# Could I get some opinions on this please?



## Anonymous (Mar 26, 2014)

Hi folks

The button on the left is an 18G button from the weekend. Today I took some other gold powder that we had produced a while go and melted it and got the button on the right. The two buttons have not been treated or cleaned or pickled as can be noted by the small parts of borax on the outer edges. 

I've seen plenty of pipes on here but I'm not sure why the pipe on the larger one is structured as it is. Could I get some opinions, good or otherwise and advice please guys?
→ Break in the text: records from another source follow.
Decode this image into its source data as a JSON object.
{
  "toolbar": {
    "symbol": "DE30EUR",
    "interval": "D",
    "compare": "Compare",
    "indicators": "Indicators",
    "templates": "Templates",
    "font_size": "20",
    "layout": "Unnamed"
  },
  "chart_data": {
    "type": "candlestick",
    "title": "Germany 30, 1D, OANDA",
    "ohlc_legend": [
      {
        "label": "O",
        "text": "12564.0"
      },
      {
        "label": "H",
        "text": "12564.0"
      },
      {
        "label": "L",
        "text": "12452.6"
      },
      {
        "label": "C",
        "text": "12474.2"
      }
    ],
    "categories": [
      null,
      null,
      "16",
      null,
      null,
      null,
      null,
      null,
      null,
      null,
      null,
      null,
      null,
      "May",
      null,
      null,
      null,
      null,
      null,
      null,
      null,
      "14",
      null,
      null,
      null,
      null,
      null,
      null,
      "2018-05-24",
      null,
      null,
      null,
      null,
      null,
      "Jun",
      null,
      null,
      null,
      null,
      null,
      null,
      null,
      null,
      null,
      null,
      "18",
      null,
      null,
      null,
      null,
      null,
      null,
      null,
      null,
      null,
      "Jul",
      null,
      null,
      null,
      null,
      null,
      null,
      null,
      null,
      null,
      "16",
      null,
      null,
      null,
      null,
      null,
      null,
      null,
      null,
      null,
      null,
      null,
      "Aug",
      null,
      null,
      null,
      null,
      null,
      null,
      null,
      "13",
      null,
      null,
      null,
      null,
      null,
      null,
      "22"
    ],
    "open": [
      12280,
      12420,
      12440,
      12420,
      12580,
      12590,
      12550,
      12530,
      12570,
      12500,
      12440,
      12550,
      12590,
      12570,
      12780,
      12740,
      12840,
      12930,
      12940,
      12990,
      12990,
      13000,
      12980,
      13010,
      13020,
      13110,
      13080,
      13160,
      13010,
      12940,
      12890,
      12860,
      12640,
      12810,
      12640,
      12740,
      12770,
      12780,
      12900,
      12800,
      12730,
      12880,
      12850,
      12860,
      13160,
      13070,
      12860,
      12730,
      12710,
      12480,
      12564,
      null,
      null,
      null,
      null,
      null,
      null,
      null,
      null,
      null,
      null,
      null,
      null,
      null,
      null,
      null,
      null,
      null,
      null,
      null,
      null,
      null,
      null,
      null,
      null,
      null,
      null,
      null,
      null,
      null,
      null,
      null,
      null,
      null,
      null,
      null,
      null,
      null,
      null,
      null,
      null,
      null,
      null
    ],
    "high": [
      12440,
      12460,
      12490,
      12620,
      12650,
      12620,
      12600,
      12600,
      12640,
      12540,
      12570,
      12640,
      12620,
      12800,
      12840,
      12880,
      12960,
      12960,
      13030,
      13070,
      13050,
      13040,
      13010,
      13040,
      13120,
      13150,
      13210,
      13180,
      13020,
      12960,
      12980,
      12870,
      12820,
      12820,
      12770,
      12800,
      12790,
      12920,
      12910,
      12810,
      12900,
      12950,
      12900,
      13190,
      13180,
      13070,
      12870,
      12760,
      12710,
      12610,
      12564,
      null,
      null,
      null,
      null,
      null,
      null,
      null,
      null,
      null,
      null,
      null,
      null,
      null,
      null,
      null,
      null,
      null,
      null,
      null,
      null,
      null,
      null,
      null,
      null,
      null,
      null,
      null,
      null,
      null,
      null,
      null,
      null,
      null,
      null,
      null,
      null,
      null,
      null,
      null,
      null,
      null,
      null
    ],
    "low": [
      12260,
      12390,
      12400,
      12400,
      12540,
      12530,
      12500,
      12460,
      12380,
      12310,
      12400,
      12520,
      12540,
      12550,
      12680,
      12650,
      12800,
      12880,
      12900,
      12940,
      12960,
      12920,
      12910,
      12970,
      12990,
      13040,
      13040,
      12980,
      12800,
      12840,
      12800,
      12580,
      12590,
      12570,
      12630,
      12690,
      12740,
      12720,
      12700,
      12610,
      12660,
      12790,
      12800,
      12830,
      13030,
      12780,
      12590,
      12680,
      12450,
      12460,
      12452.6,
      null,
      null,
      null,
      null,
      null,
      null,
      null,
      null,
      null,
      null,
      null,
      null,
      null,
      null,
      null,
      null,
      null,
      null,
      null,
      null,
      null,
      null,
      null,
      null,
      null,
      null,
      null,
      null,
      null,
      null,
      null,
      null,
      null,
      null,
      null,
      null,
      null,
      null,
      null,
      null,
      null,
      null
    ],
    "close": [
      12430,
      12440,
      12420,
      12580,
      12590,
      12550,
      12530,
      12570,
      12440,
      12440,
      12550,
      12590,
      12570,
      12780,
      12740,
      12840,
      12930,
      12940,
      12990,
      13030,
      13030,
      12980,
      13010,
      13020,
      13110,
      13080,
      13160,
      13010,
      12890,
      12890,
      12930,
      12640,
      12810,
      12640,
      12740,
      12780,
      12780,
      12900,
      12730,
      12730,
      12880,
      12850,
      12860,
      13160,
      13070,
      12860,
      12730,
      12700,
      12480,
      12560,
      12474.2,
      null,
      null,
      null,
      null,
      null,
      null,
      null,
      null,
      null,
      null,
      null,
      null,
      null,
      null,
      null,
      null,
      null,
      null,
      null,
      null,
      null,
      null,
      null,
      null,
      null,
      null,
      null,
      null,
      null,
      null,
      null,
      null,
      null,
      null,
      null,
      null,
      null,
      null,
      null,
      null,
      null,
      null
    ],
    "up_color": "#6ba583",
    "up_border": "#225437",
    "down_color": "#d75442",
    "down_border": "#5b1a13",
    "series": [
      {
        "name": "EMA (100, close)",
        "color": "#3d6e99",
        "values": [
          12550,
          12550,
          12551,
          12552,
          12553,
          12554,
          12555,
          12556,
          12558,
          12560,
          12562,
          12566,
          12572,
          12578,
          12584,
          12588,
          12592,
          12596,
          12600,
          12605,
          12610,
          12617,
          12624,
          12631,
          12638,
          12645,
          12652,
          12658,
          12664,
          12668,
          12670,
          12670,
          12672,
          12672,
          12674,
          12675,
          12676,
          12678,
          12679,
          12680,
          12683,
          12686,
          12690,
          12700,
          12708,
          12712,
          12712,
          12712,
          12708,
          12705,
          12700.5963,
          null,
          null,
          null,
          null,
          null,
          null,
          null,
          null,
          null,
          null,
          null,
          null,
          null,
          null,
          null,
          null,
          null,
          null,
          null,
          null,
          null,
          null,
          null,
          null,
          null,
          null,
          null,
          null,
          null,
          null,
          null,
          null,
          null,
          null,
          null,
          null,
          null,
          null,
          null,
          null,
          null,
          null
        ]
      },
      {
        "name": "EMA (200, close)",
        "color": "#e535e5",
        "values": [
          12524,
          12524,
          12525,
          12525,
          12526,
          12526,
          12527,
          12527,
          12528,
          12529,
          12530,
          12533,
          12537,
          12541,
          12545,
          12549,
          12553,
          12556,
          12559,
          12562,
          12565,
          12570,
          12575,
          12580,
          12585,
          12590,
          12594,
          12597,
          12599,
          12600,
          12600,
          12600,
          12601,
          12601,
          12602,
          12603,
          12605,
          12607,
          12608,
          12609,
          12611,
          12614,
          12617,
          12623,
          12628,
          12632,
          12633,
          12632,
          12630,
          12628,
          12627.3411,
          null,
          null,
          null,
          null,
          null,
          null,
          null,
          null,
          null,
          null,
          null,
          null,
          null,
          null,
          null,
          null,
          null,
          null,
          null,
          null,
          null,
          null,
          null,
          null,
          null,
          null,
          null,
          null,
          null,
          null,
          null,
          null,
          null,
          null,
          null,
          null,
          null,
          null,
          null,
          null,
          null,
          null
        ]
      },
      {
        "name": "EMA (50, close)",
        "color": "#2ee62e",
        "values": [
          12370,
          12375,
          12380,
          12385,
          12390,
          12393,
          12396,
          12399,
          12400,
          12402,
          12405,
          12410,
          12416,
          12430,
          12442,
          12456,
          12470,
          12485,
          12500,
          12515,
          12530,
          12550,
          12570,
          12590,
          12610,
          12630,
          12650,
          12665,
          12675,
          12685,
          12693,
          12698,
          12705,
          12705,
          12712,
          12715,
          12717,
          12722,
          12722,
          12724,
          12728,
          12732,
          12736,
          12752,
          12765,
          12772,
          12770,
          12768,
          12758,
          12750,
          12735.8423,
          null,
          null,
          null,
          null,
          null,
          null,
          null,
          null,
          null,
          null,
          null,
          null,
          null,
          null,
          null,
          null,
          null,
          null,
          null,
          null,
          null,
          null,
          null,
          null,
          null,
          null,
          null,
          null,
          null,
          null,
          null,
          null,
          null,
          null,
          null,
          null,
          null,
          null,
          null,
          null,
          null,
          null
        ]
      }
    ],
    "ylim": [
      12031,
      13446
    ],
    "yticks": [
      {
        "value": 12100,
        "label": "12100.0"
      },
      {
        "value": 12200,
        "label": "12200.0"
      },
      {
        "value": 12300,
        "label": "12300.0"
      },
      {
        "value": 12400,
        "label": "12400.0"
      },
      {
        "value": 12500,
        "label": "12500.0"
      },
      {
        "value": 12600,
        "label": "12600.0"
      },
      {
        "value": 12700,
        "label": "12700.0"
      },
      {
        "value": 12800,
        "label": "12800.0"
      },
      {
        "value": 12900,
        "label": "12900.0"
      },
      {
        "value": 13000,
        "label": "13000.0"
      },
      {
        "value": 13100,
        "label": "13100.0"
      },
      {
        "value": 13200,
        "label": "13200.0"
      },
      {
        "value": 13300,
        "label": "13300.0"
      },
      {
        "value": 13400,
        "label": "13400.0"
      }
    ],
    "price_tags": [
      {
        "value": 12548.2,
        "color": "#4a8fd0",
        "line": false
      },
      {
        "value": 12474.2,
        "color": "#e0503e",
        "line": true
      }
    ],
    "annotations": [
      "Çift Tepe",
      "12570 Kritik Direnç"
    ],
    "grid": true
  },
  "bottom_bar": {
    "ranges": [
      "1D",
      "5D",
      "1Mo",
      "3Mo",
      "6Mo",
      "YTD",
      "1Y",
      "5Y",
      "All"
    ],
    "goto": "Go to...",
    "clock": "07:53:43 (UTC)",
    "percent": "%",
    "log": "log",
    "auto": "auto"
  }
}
It's zoomable too for a close look.

Thanks in advance.

Jon


----------



## nickvc (Mar 26, 2014)

Jon as in most things size matters :lol: 
The reason is fairly simple the larger button is showing the crystal structure better as it has a larger area for it to form, proof of good clean metal.


----------



## Anonymous (Mar 27, 2014)

Thanks Nick I appreciate the feedback from you.....


----------



## necromancer (Mar 27, 2014)

very nice !!
looks much better then the 20 gram button i have


----------



## Geo (Mar 28, 2014)

Looks great to me. I dont see a reason to feel that its less than three nine's.


----------



## cmiller92 (Mar 28, 2014)

All of the great buttons I am seeing makes me want to get out of here so much faster, great job spaceships!


----------



## Anonymous (Mar 28, 2014)

Thanks guys - I'm glad it wasn't a disaster actually.


----------